De Heer zei tegen Mozes, op de berg Sinaï:
Na verloop van zeven sabbatsjaren, na zeven maal zeven jaar,
wanneer er negenenveertig jaren verstreken zijn,
moeten jullie op de tiende dag van de zevende maand de ramshoorn luid laten schallen.
Op Grote verzoendag moet in heel het land de ramshoorn schallen
Elk vijftigste jaar zal voor jullie een heilig jaar zijn, waarin kwijtschelding wordt afgekondigd
voor alle inwoners van het land. Dit is het jubeljaar, waarin ieder naar zijn eigen grond
en zijn eigen familie kan terugkeren.
Elk vijftigste jaar zal voor jullie een jubeljaar zijn. Je mag dan niet zaaien,
het koren dat vanzelf opkomt niet als oogst binnenhalen
en niet de druiven oogsten van je ongesnoeide wijnstokken.
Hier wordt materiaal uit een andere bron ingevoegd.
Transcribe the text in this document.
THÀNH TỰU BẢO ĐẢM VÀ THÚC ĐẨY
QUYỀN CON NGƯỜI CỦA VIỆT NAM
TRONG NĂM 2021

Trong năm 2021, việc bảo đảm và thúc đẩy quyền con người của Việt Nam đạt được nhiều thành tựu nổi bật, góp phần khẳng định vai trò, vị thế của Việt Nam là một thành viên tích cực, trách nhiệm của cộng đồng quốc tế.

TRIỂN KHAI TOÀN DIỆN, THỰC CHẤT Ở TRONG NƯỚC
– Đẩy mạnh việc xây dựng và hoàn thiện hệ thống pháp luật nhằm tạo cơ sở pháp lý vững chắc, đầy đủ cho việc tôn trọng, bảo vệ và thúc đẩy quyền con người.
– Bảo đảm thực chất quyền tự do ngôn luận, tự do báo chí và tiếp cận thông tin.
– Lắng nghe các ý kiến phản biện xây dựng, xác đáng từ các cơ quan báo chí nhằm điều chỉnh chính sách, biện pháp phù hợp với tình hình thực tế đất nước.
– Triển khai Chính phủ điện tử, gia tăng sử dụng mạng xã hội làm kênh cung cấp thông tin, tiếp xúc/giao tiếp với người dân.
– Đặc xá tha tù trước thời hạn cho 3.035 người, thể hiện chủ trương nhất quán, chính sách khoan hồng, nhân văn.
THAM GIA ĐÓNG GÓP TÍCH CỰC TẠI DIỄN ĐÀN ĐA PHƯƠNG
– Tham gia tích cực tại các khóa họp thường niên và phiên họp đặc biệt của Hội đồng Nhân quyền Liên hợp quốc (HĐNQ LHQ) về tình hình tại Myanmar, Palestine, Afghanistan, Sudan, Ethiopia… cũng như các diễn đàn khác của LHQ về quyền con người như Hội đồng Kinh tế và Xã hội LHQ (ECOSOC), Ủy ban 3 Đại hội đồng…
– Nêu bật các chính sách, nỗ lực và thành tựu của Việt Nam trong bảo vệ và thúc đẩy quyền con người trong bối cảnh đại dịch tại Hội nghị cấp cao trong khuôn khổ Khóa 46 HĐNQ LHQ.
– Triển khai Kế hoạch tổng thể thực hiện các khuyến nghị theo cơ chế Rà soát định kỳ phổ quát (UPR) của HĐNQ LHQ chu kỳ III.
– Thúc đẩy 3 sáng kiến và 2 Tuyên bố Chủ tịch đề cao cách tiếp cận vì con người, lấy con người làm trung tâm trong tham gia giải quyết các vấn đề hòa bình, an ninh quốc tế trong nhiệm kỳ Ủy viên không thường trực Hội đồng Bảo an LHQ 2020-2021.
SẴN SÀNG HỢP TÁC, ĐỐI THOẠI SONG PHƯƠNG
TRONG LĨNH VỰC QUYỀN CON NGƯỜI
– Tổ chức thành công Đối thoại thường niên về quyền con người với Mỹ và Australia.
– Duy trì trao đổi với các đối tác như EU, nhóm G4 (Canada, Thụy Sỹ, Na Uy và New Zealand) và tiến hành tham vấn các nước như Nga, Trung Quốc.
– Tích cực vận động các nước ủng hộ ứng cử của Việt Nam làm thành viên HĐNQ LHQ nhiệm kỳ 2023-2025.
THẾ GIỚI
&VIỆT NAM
Het is een jubeljaar, dat als heilig beschouwd moet worden.
Jullie zullen dat jaar leven van wat er vanzelf opkomt.
In het jubeljaar zal ieder naar zijn eigen grond terugkeren.
Wanneer je een stuk grond aan een ander verpandt of van een ander in pand neemt,
mag je elkaar niet benadelen.
Het aantal jaren dat na een jubeljaar verstreken is, bepaalt de prijs die de pandnemer
moet betalen; het aantal jaren dat de pandgever heeft kunnen oogsten,
bepaalt de prijs die hij mag vragen.
Hoe meer jaren er nog resten, des te hoger de prijs; hoe minder jaren,
des te lager, want wat verhandeld wordt is het aantal oogsten.
Benadeel je volksgenoten niet. Toon ontzag voor je God; ik ben de Heer, jullie God.
Psalmen 67(66),2-3.5.7-8.
God, wees ons genadig en zegen ons,
laat het licht van uw gelaat over ons schijnen,
dan zal men op aarde uw weg leren kennen,
in heel de wereld uw reddende kracht.
Laten de naties juichen van vreugde,
want u bestuurt de volken rechtvaardig
en regeert over de landen op aarde.
De aarde heeft haar oogst gegeven,
de Heer, onze God, ons gezegend;
Moge God ons blijven zegenen,
zodat men ontzag voor Hem heeft
tot aan de einden der aarde.
Uit het heilig Evangelie van onze Heer Jezus Christus volgens Matteüs 14,1-12.
In die tijd begon Jezus' vermaardheid tot de viervorst Herodes door te dringen,
en hij zei daarom tot zijn hovelingen: 'Dat moet Johannes de Doper zijn; hij is uit de doden opgestaan; vandaar dat die wonderkrachten in hem werken.'
Want omwille van Herodias, de vrouw van zijn broer Filippus, had Herodes Johannes laten grijpen en geboeid in de gevangenis geworpen,
omdat hij tot hem gezegd had: 'Het is u niet geoorloofd haar als vrouw te hebben.'
Daarom had Herodes hem eigenlijk ter dood willen brengen, waar hij was hiervoor teruggeschrokken omdat het volk hem voor een profeet hield.
Toen de dochter van Herodes echter op de verjaardag van Herodes voor het gezelschap danste, beviel zij hem
zo zeer dat hij een eed zwoer haar alles te zullen geven wat zij zou vragen.
Haar moeder had haar het antwoord ingescherpt en daarom zei ze: 'Geef mij, hier nog, op een schotel het hoofd van Johannes de Doper.'
Ofschoon dit de koning aan zijn hart ging wilde hij toch, ook wegens zijn tafelgenoten, zijn eed gestand doen en hij gelastte het te geven.
Hij gaf daarom opdracht Johannes in de gevangenis te onthoofden.
Zijn hoofd werd op een schotel binnengebracht.
Zijn leerlingen kwamen het lijk halen en begroeven het; daarna gingen zij het aan Jezus melden.